The pain of loss of health and vitality. The pain of sickness and death.
The pain of false information, of twisted facts.
The pain of a disaster or conflict that wipes out a family, a livelihood, a house, a business, a way of life.
Do you feel this pain? Do you feel the pain of the cause your organization is addressing – the need that you’re organized to find a solution for?
You need to feel that pain. If you don’t, you can train yourself to do it. This is why most of the time I’m a blubbering mess. Because when I see any of the situations I’ve described above, and the others that exist on the planet not listed there, it literally hurts my heart. And it does so because I’ve allowed it to.
I’ve developed empathy.
Empathy is defined as the ability to sense other people’s emotions, coupled with the ability to imagine what someone else might be thinking or feeling. And I’ve extended that to everything that’s on this planet – the living creatures, the environment, everything.

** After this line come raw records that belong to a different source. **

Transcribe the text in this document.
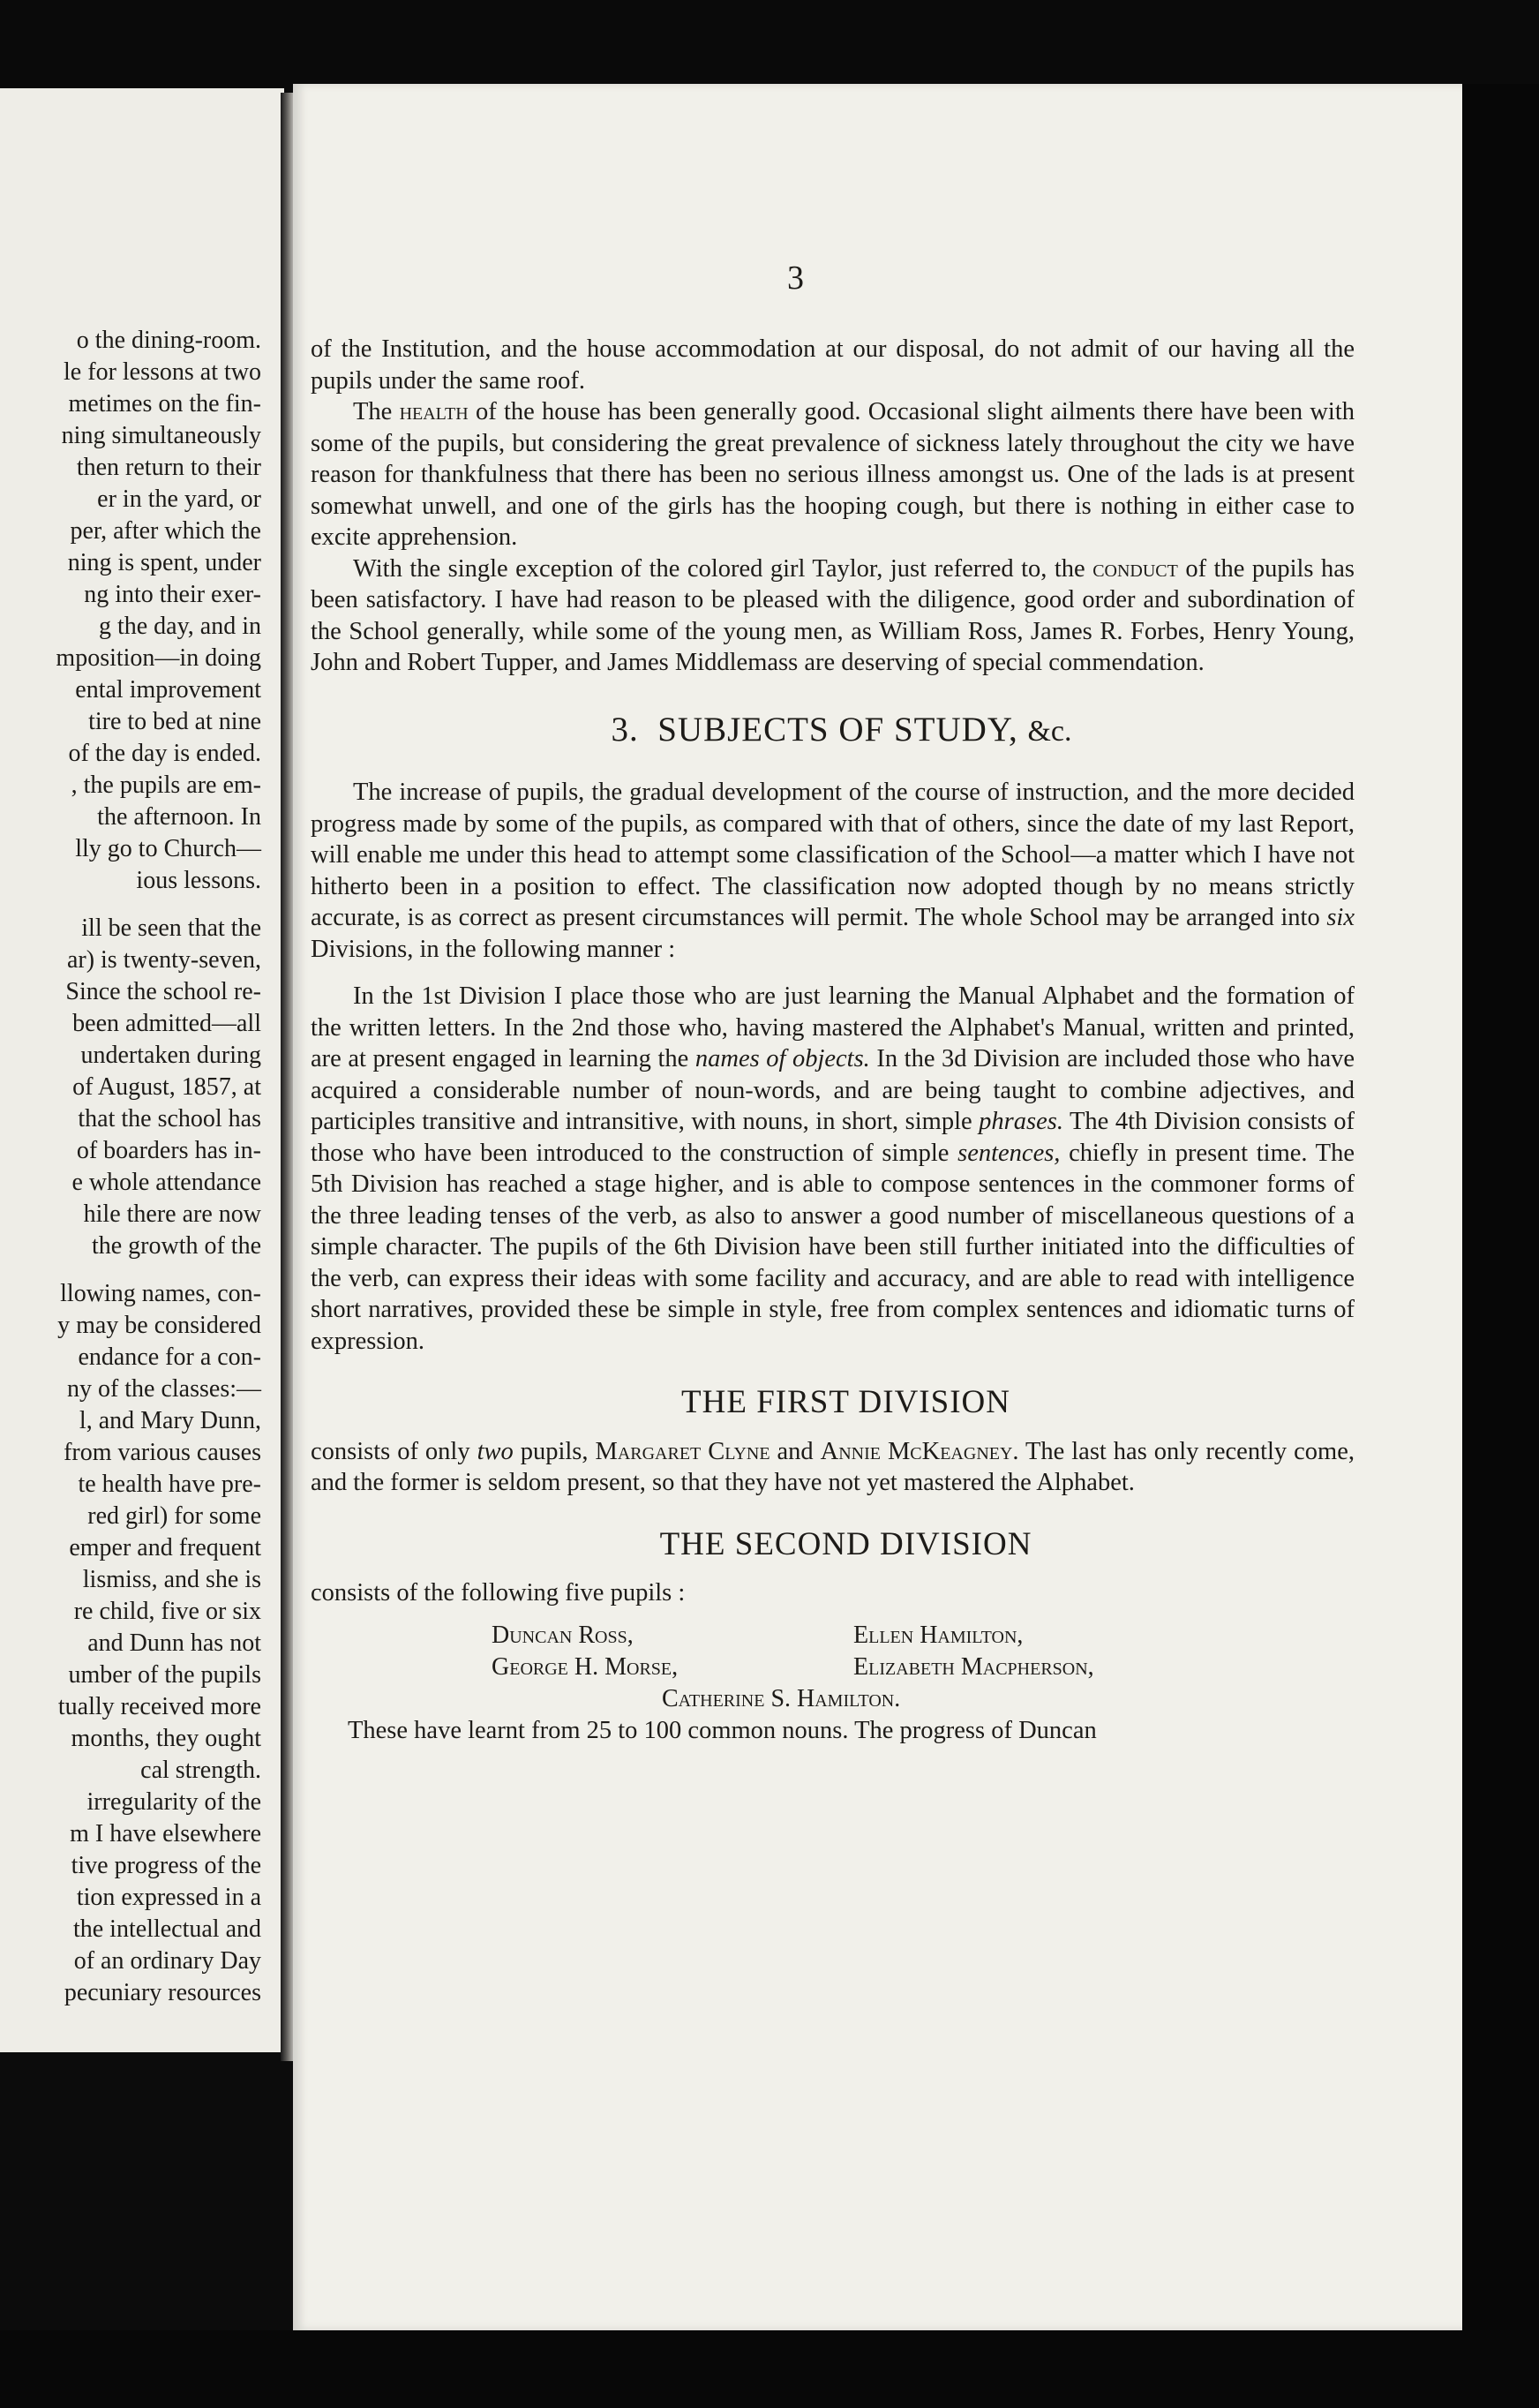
o the dining-room.
le for lessons at two
metimes on the fin-
ning simultaneously
then return to their
er in the yard, or
per, after which the
ning is spent, under
ng into their exer-
g the day, and in
mposition—in doing
ental improvement
tire to bed at nine
of the day is ended.
, the pupils are em-
the afternoon. In
lly go to Church—
ious lessons.
ill be seen that the
ar) is twenty-seven,
Since the school re-
been admitted—all
undertaken during
of August, 1857, at
that the school has
of boarders has in-
e whole attendance
hile there are now
the growth of the
llowing names, con-
y may be considered
endance for a con-
ny of the classes:—
l, and Mary Dunn,
from various causes
te health have pre-
red girl) for some
emper and frequent
lismiss, and she is
re child, five or six
and Dunn has not
umber of the pupils
tually received more
months, they ought
cal strength.
irregularity of the
m I have elsewhere
tive progress of the
tion expressed in a
the intellectual and
of an ordinary Day
pecuniary resources
3

of the Institution, and the house accommodation at our disposal, do not admit of our having all the pupils under the same roof.

The health of the house has been generally good. Occasional slight ailments there have been with some of the pupils, but considering the great prevalence of sickness lately throughout the city we have reason for thankfulness that there has been no serious illness amongst us. One of the lads is at present somewhat unwell, and one of the girls has the hooping cough, but there is nothing in either case to excite apprehension.

With the single exception of the colored girl Taylor, just referred to, the conduct of the pupils has been satisfactory. I have had reason to be pleased with the diligence, good order and subordination of the School generally, while some of the young men, as William Ross, James R. Forbes, Henry Young, John and Robert Tupper, and James Middlemass are deserving of special commendation.

3. SUBJECTS OF STUDY, &c.

The increase of pupils, the gradual development of the course of instruction, and the more decided progress made by some of the pupils, as compared with that of others, since the date of my last Report, will enable me under this head to attempt some classification of the School—a matter which I have not hitherto been in a position to effect. The classification now adopted though by no means strictly accurate, is as correct as present circumstances will permit. The whole School may be arranged into six Divisions, in the following manner :

In the 1st Division I place those who are just learning the Manual Alphabet and the formation of the written letters. In the 2nd those who, having mastered the Alphabet's Manual, written and printed, are at present engaged in learning the names of objects. In the 3d Division are included those who have acquired a considerable number of noun-words, and are being taught to combine adjectives, and participles transitive and intransitive, with nouns, in short, simple phrases. The 4th Division consists of those who have been introduced to the construction of simple sentences, chiefly in present time. The 5th Division has reached a stage higher, and is able to compose sentences in the commoner forms of the three leading tenses of the verb, as also to answer a good number of miscellaneous questions of a simple character. The pupils of the 6th Division have been still further initiated into the difficulties of the verb, can express their ideas with some facility and accuracy, and are able to read with intelligence short narratives, provided these be simple in style, free from complex sentences and idiomatic turns of expression.

THE FIRST DIVISION

consists of only two pupils, Margaret Clyne and Annie McKeagney. The last has only recently come, and the former is seldom present, so that they have not yet mastered the Alphabet.

THE SECOND DIVISION

consists of the following five pupils :

Duncan Ross,	Ellen Hamilton,
George H. Morse,	Elizabeth Macpherson,
Catherine S. Hamilton.

These have learnt from 25 to 100 common nouns. The progress of Duncan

If you just let yourself sit with the situation and circumstances your organization is dealing with – if you just sit quietly and you take on, as best you can, the essence of the person or animal or tree or lake – if you just imagine being that and feeling what it’s like to need, to lack, to hurt, to die – if you can feel that it will not only make you a better person, but also a better fundraiser.
Do this. Find a time during the day – just 15 minutes, or 30 if you can. And go sit somewhere, like a park or a mall (if they are open) or an airport or a forest or beside a stream. Go there and feel what those living creatures (human and not) are feeling. What it’s like to be a part of the environment that is hurting. Humanize it. Feel it.
See if you can get in touch with these things. Then move your thoughts over to the cause your organization is addressing. Humanize it. Feel it. Then repeat this “training” frequently so your heart gets soft and your mind understands – so you experience empathy. It will make a huge difference in how you represent what you do to the donor.